Toni Kroos verabschiedet sich zum zweiten Mal: An wem arbeiten sich die Deutschen in Zukunft ab?

Von Justin Kraft
kroos-16002
© getty

Toni Kroos wird das DFB-Team nach seinem Blitzcomeback für die Europameisterschaft 2024 schon wieder verlassen. Doch wer kann sein Nachfolger werden? Und an welchem Mittelfeldspieler reiben sich die Deutschen zukünftig unnötig auf?

Anzeige
Cookie-Einstellungen

Toni Kroos beendet seine Karriere. Zwar ist sein Ansehen hierzulande in den vergangenen Jahren gestiegen, doch "Querpass-Toni" wird auch heute nicht von allen Fans verehrt.

Deutschland und seine Mittelfeldspieler - ein ewiges Mysterium. Von "Chefchen" Bastian Schweinsteiger bis "Feigling" Lothar Matthäus: Die Beziehung von Fußball-Deutschland zu seinen Strategen, Takt- und Rhythmusgebern ist, nun ja, mindestens kompliziert.

In einem Land, das sich über viele Jahrzehnte hinweg als Nation der "Tugenden" definiert hat - also Kampf, Laufbereitschaft, Wille und viele, eher sehr viele Zweikämpfe - sorgt es bis heute für Irritationen, wenn jemand den Ball mit seinen Füßen nicht nur streicheln kann, sondern damit auch noch in der Lage ist, dem Spiel eine künstlerische Note zu verleihen.

Selbst Franz Beckenbauer kam nicht ohne Skepsis und Kritik an seinem Spielstil durch seine Karriere. Nahezu argwöhnisch wurde vor allem nach Niederlagen auf sein Trikot geschaut, das nicht selten kaum Spuren von Dreck nachwies. Während Spieler wie Hans-Georg Schwarzenbeck eine Grätsche nach der anderen auspackten, hielt sich der Kaiser ausgerechnet bei den vermeintlich deutschen Tugenden zurück.

Schweinsteiger musste erst in einem WM-Finale bluten und seinen gezeichneten Körper nach diversen weiteren Zweikämpfen zum goldenen Pokal schleppen, ehe ihm in Deutschland der Respekt zukam, den er sich schon früher verdient hatte. Matthäus wurde trotz WM-Titel 1990 dafür kritisiert, dass er den von Andi Brehme verwandelten Elfmeter nicht selbst übernahm.

kroos-tuchel-1600
© getty

Toni Kroos: Herausragende Querpässe

Die Kritikpunkte, an denen sich ein Teil der deutschen Fußballlandschaft abarbeitet, sind traditionell absurd. Bei Toni Kroos sind es die vermeintlichen Querpässe. Er mache das Spiel langsam, er sei zu unspektakulär und ganz nebenbei, na klar, fehlen ihm die deutschen Tugenden.
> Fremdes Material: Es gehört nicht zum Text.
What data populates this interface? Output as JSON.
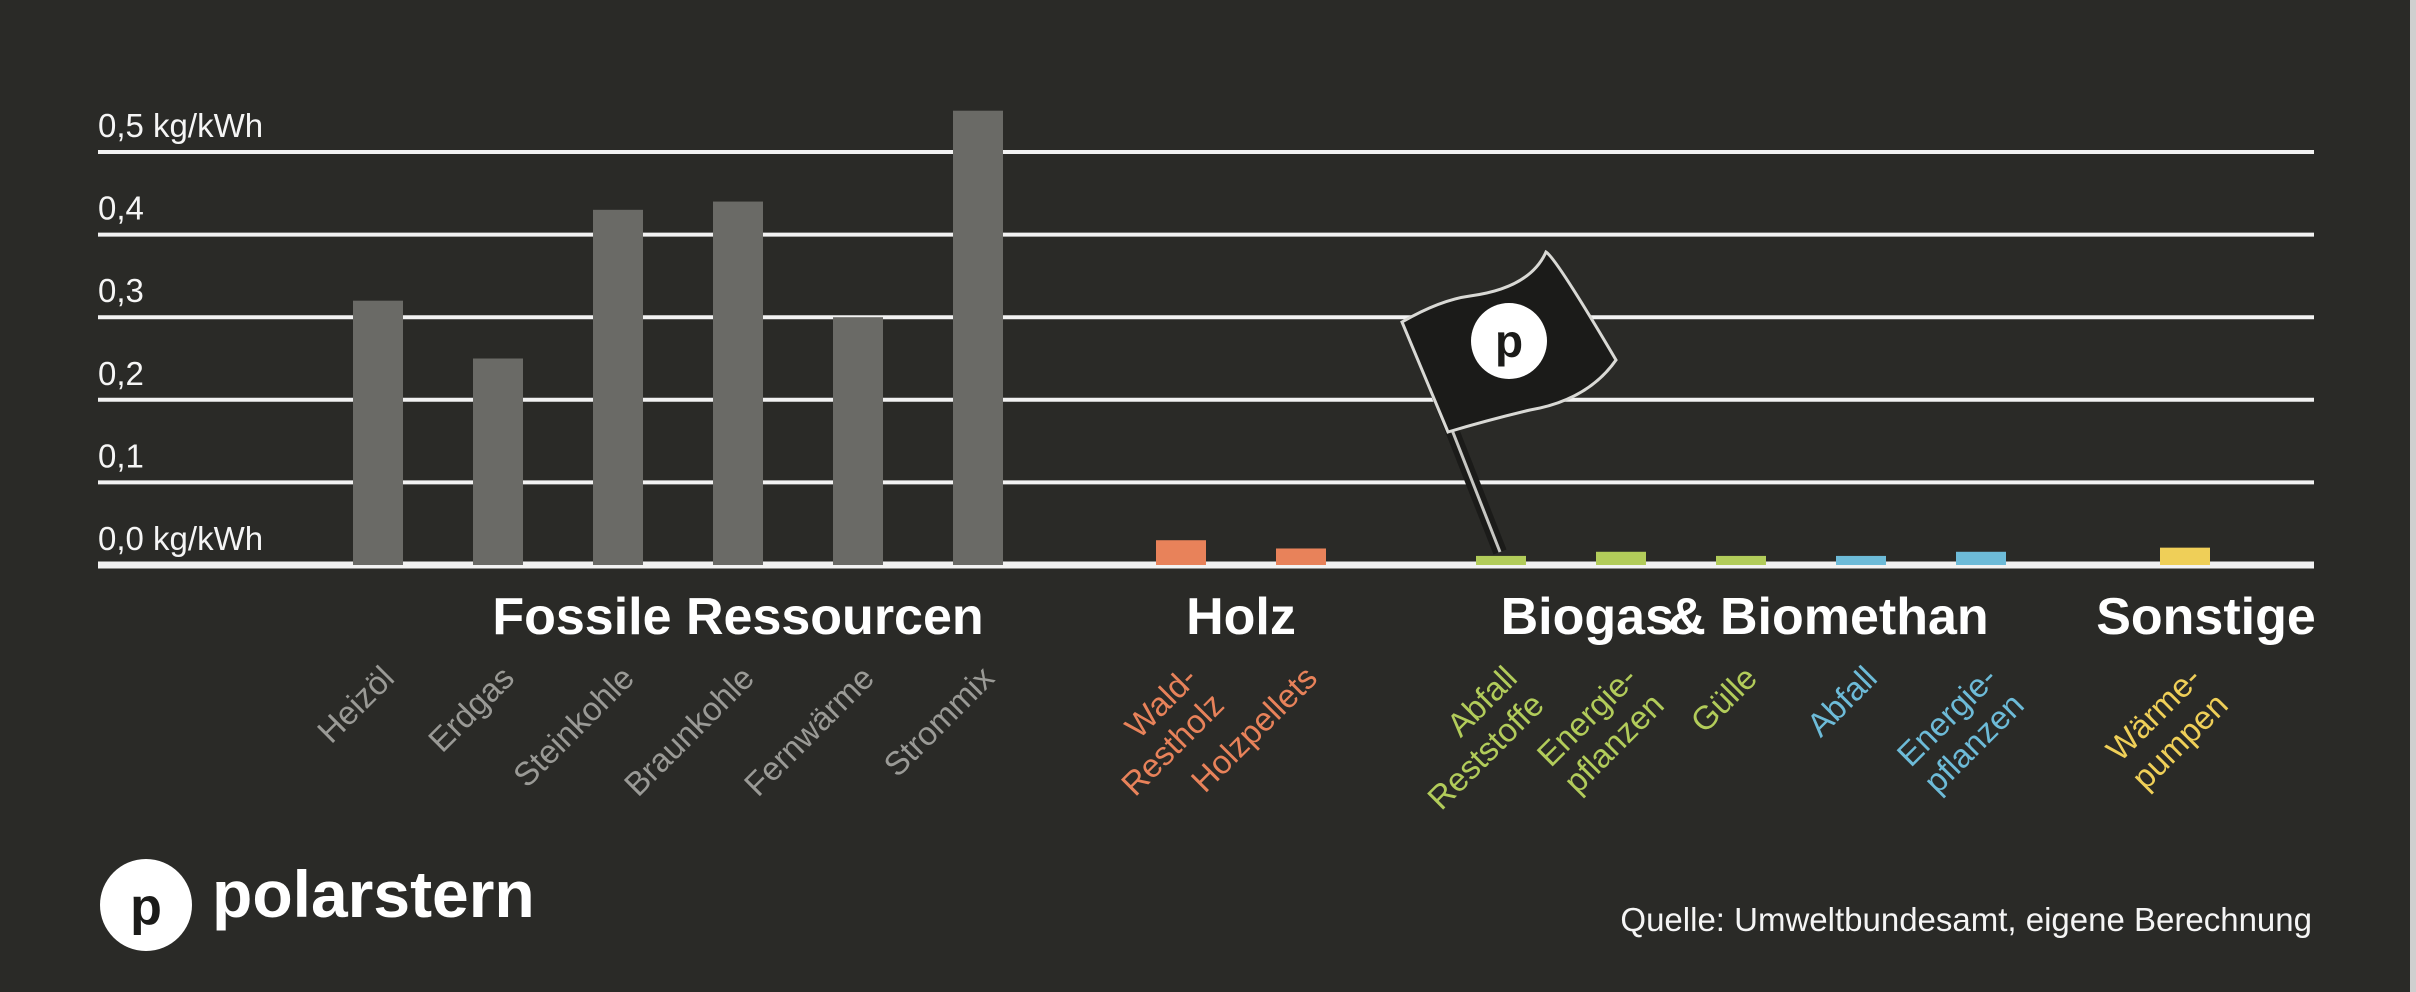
{
  "chart_data": {
    "type": "bar",
    "title": "",
    "xlabel": "",
    "ylabel": "",
    "ylim": [
      0,
      0.5
    ],
    "y_ticks": [
      {
        "value": 0.0,
        "label": "0,0 kg/kWh"
      },
      {
        "value": 0.1,
        "label": "0,1"
      },
      {
        "value": 0.2,
        "label": "0,2"
      },
      {
        "value": 0.3,
        "label": "0,3"
      },
      {
        "value": 0.4,
        "label": "0,4"
      },
      {
        "value": 0.5,
        "label": "0,5 kg/kWh"
      }
    ],
    "grid": true,
    "groups": [
      {
        "name": "Fossile Ressourcen",
        "color": "#6a6a66",
        "label_color": "#9a9a96",
        "categories": [
          {
            "label": "Heizöl",
            "value": 0.32
          },
          {
            "label": "Erdgas",
            "value": 0.25
          },
          {
            "label": "Steinkohle",
            "value": 0.43
          },
          {
            "label": "Braunkohle",
            "value": 0.44
          },
          {
            "label": "Fernwärme",
            "value": 0.3
          },
          {
            "label": "Strommix",
            "value": 0.55
          }
        ]
      },
      {
        "name": "Holz",
        "color": "#e8825a",
        "label_color": "#e8825a",
        "categories": [
          {
            "label": "Wald-\nRestholz",
            "value": 0.03
          },
          {
            "label": "Holzpellets",
            "value": 0.02
          }
        ]
      },
      {
        "name": "Biogas",
        "color": "#b2cc5a",
        "label_color": "#b2cc5a",
        "categories": [
          {
            "label": "Abfall\nReststoffe",
            "value": 0.011
          },
          {
            "label": "Energie-\npflanzen",
            "value": 0.016
          },
          {
            "label": "Gülle",
            "value": 0.011
          }
        ]
      },
      {
        "name": "Biomethan",
        "color": "#6dbbd8",
        "label_color": "#6dbbd8",
        "categories": [
          {
            "label": "Abfall",
            "value": 0.011
          },
          {
            "label": "Energie-\npflanzen",
            "value": 0.016
          }
        ]
      },
      {
        "name": "Sonstige",
        "color": "#efcf58",
        "label_color": "#efcf58",
        "categories": [
          {
            "label": "Wärme-\npumpen",
            "value": 0.021
          }
        ]
      }
    ],
    "group_headings": [
      "Fossile Ressourcen",
      "Holz",
      "Biogas",
      "&",
      "Biomethan",
      "Sonstige"
    ]
  },
  "flag_logo_letter": "p",
  "brand": {
    "logo_letter": "p",
    "name": "polarstern"
  },
  "source": "Quelle: Umweltbundesamt, eigene Berechnung",
  "colors": {
    "background": "#2a2a27",
    "grid": "#f2f2f2",
    "text": "#f5f5f5"
  }
}
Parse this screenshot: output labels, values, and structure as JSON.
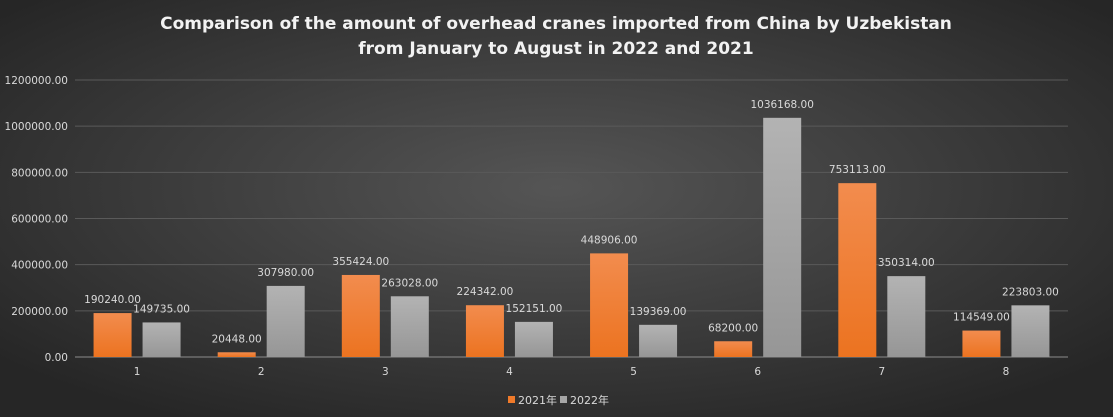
{
  "chart_data": {
    "type": "bar",
    "title_lines": [
      "Comparison of the amount of overhead cranes imported from China by Uzbekistan",
      "from January to August in 2022 and 2021"
    ],
    "categories": [
      "1",
      "2",
      "3",
      "4",
      "5",
      "6",
      "7",
      "8"
    ],
    "series": [
      {
        "name": "2021年",
        "color": "#f07a2a",
        "values": [
          190240.0,
          20448.0,
          355424.0,
          224342.0,
          448906.0,
          68200.0,
          753113.0,
          114549.0
        ]
      },
      {
        "name": "2022年",
        "color": "#a6a6a6",
        "values": [
          149735.0,
          307980.0,
          263028.0,
          152151.0,
          139369.0,
          1036168.0,
          350314.0,
          223803.0
        ]
      }
    ],
    "yticks": [
      "0.00",
      "200000.00",
      "400000.00",
      "600000.00",
      "800000.00",
      "1000000.00",
      "1200000.00"
    ],
    "ylim": [
      0,
      1200000
    ],
    "grid": true,
    "legend_position": "bottom",
    "data_labels": true
  }
}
Ein Zweikämpfer war Kroos noch nie. Im Dress des DFB-Teams brauchte der Mittelfeldspieler im März allerdings nur ganz wenige Sekunden gegen Frankreich, um dem Land der Grätschen und Zweikämpfe zu zeigen, was es ausmacht, wenn man Instinkt mit Spielverständnis und zwei Füßen vereint, die in der Lage sind, mit dem Ball fast alles anzustellen.

Tatsächlich war die Vorlage zum schnellsten Tor in der Geschichte der Nationalmannschaft von Florian Wirtz ein ganz passabler Querpass. Zumindest am Bildschirm bewegte sich der Ball ja durchaus quer - vielleicht ist auch das das große Missverständnis. Einen weiteren solcher "Querpässe" spielte Kroos in der Champions League im Hinspiel gegen den FC Bayern. Vinícius Júnior profitierte von einem perfekt getimten Pass in die Tiefe.

Doch Ironie beiseite: Kroos ist eine Legende. Der Weg dorthin deutete sich nicht erst in den vergangenen Jahren an, in denen er mit Real Madrid unzählige Titel gewann und sich auch in seinem Podcast "Einfach mal Luppen" der deutschen Öffentlichkeit nahbarer präsentierte.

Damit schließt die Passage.